Categories that require CTO Gitea Approve
- Novel auth / session paths — login, OIDC, OOBE, session middleware, token issuance, password reset, MFA, or any new auth provider integration. Routine changes to auth-gated UI (button styling, error messages, form layout, copy edits) are not in this category.
- Infra / prod-affecting merges — deploys, infra manifests, secrets, GitOps overlays, CI/CD pipelines,
mainbranch protection, production routing/ingress, or any change that mutates prod state. All Phase 5 infra overlay PRs (groombook/infra) require CTO Gitea Approve without exception. - Risk-flagged merges — any PR that carries the
risk:cto-approvelabel, or where the CTO or CEO has explicitly requested CTO sign-off in the PR or issue thread.
The engineer who opened the PR classifies it against the three categories above (escalating to the CTO via comment if the call is unclear), then:
- In a category → request a CTO Gitea Approve click. The engineer merges once the CTO has approved.
- Outside all three categories → no CTO click needed.
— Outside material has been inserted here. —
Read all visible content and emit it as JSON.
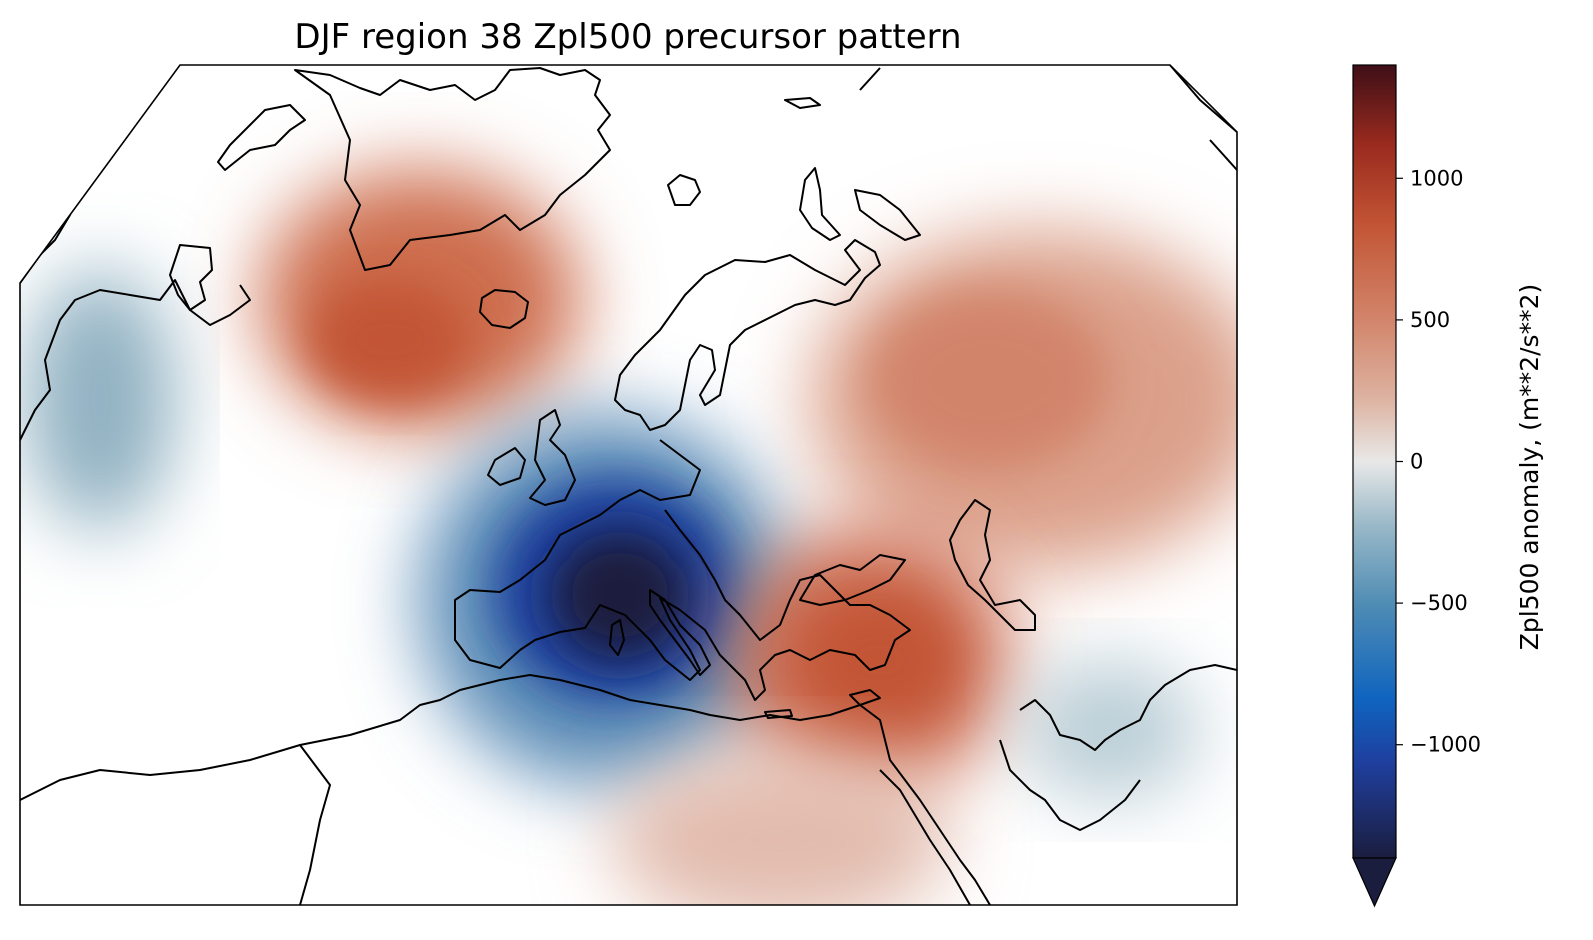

The engineer merges once the four pre-gates are green.
The pre-gates (QA, UAT deploy, UAT regression, security) do not change. This rule only removes the CTO Gitea Approve click from the default uat → main path for routine PRs that already pass every pre-gate.
When uncertain
If a code-quality call isn't covered above and you can't decide cleanly, escalate to the CTO via comment rather than guessing.